1 oz Sweet Vermouth (Vya)
1/2 oz Maraschino Liqueur (Luxardo)
1/2 oz Lemon Juice
1 dash Orange Bitters (Regan's)
1 dash Aromatic Bitters (Peychaud's)

Shake with ice and strain into a small cocktail glass. Garnish with an orange twist.

On Tuesday evening, Andrea was game to try a pair of vermouth cocktails that I had found. The drinks were very different: one with citrus, one straight spirits; one sweet, one dry vermouth; one aperitif, one dessert cocktail. The former of those pairs was the Fancy Sour that Derek Brown wrote about in the Atlantic.
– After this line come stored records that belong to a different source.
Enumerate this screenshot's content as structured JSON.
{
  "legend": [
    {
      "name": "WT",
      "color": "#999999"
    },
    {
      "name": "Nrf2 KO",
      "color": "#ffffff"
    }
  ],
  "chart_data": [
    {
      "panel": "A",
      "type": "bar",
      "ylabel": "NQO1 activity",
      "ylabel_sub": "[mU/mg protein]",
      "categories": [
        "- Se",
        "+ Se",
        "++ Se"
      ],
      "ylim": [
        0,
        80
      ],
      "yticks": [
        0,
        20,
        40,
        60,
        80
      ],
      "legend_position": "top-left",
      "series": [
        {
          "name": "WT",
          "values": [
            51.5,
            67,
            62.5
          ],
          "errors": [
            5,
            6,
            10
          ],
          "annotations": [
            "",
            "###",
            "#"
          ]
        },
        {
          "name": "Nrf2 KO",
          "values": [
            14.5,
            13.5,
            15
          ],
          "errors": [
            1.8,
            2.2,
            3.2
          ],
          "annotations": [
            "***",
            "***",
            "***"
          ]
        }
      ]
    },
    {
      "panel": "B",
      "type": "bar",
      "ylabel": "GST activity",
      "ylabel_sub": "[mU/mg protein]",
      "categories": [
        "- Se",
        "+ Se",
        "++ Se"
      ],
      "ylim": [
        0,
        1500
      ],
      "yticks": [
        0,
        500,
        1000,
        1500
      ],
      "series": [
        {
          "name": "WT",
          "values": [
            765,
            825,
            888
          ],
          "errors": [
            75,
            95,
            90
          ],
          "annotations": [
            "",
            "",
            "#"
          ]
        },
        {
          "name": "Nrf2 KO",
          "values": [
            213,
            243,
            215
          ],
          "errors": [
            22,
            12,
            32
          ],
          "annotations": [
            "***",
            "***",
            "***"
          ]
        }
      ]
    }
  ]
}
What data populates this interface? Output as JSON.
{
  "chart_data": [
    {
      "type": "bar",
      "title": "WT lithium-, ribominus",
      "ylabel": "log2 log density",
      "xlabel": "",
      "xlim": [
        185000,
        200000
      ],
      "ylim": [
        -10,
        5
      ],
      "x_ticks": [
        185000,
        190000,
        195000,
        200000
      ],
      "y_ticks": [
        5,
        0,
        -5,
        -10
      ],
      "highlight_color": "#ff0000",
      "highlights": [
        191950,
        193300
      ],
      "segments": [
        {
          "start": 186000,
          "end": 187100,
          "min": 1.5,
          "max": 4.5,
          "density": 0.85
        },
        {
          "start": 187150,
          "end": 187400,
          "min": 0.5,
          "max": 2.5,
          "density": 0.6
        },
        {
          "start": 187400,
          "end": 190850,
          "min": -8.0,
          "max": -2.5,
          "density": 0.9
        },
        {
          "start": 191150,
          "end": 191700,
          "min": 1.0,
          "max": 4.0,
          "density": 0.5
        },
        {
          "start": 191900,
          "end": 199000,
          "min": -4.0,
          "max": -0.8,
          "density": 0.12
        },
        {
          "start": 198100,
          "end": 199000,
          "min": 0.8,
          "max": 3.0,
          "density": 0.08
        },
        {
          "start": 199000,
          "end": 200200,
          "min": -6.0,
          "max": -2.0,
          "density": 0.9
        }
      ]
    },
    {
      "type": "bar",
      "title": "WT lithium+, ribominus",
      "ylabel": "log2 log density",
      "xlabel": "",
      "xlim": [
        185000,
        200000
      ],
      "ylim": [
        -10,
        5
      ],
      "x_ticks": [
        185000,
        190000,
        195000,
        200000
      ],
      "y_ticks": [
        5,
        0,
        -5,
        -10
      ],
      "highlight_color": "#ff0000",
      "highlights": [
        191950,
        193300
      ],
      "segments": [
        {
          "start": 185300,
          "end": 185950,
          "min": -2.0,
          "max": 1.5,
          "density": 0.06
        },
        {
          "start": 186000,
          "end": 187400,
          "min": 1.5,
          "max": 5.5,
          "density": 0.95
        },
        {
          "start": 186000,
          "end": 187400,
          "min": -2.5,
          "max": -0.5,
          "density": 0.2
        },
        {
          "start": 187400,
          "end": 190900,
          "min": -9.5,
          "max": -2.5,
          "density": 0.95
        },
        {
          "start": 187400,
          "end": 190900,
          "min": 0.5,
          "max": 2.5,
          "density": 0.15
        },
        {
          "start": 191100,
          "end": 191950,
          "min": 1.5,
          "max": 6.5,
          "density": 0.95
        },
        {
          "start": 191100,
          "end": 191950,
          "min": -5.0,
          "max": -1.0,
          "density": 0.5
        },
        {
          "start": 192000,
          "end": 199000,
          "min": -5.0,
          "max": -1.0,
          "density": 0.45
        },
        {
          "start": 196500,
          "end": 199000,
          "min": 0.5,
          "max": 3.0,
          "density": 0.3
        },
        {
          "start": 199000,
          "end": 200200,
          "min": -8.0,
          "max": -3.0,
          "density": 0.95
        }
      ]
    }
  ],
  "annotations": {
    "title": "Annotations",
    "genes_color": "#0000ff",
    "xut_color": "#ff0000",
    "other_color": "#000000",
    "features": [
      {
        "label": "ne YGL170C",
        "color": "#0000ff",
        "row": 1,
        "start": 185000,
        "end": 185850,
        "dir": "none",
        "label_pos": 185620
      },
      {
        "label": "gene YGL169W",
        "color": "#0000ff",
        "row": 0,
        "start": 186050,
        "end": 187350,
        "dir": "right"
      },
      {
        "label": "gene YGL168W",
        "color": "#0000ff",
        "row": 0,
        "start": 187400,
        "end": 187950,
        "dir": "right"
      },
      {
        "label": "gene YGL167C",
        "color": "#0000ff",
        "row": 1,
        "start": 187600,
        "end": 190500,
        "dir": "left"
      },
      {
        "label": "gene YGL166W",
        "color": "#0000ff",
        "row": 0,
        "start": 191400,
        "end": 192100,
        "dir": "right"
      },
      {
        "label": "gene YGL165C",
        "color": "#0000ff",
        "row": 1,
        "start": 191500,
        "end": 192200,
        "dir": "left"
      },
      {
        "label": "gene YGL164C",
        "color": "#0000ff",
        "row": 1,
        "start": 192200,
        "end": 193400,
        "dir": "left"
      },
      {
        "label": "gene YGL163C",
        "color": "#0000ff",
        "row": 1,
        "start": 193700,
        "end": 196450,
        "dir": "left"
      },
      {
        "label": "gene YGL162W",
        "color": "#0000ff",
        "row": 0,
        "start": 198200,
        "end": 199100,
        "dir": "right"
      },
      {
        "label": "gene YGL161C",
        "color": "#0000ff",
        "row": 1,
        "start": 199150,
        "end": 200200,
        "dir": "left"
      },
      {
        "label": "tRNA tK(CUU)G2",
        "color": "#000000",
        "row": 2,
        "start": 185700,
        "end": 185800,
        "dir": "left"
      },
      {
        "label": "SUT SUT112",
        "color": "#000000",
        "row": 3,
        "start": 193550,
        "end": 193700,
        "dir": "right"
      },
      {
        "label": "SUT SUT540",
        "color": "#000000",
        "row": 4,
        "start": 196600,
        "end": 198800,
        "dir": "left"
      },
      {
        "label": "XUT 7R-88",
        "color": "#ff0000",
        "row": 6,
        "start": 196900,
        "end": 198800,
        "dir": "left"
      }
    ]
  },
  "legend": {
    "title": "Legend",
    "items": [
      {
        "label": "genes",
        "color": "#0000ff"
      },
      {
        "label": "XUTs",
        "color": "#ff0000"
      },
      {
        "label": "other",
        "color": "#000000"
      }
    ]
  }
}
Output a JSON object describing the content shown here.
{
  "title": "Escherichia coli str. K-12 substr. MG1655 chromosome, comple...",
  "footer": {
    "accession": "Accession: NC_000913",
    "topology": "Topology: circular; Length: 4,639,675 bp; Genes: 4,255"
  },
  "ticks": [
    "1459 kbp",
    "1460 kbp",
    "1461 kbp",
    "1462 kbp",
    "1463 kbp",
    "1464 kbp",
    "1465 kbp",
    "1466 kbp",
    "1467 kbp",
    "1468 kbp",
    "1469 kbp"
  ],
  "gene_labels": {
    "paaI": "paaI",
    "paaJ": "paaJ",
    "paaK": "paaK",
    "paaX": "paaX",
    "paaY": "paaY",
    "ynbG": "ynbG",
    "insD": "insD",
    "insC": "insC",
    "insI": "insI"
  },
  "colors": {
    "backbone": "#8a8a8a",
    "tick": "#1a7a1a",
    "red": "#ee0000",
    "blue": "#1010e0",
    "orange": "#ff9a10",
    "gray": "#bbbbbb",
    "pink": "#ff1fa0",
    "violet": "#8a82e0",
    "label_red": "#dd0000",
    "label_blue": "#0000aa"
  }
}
Katie Nelson, a bartender at the Columbia Room in Washington, D.C., introduced the drink to Derek and apparently prefers the the recipe when made with Carpano Antica vermouth. While I am not sure where she found the recipe, it appears on CocktailDB which leads me to believe that it arrived there from Stan Jones' Complete Bar Guide. The concept of Fancy Cocktails that were improved with the use of Maraschino liqueur in place of sugar as a sweetener were rather popular in the latter half of the 19th century (see this post about Fancy and Improved Cocktails). Indeed, Jerry Thomas provided the recipe for a Fancy Vermouth Cocktail as follows:
Fancy Vermouth Cocktail
• 1 wineglass Vermouth (2 oz)
• 2 dash Maraschino
• 2 dash Angostura Bitters
• 1 quarter slice of lemon
Stir the vermouth, liqueur, and bitters with ice and strain into a cocktail glass. Garnish with a lemon slice.
Combine this recipe with a traditional Sour, and the Fancy (Vermouth) Sour falls into place.
The Fancy Sour greeted the nose with orange notes from the twist and bitters and grape notes from the Vya vermouth. Like many Sours, the sip which was lemony and somewhat tart. The swallow though was the Maraschino coupled with the vermouth's and bitters' botanicals; surprisingly, the aftertaste was a lemon note and not the nutty cherry of the liqueur as I first guessed. Overall, the Fancy Sour made for a great aperitif as expected. Between the lemon's acid and the lightness and slight bitterness of the vermouth, this drink was perfect in preparing the body for the meal to come.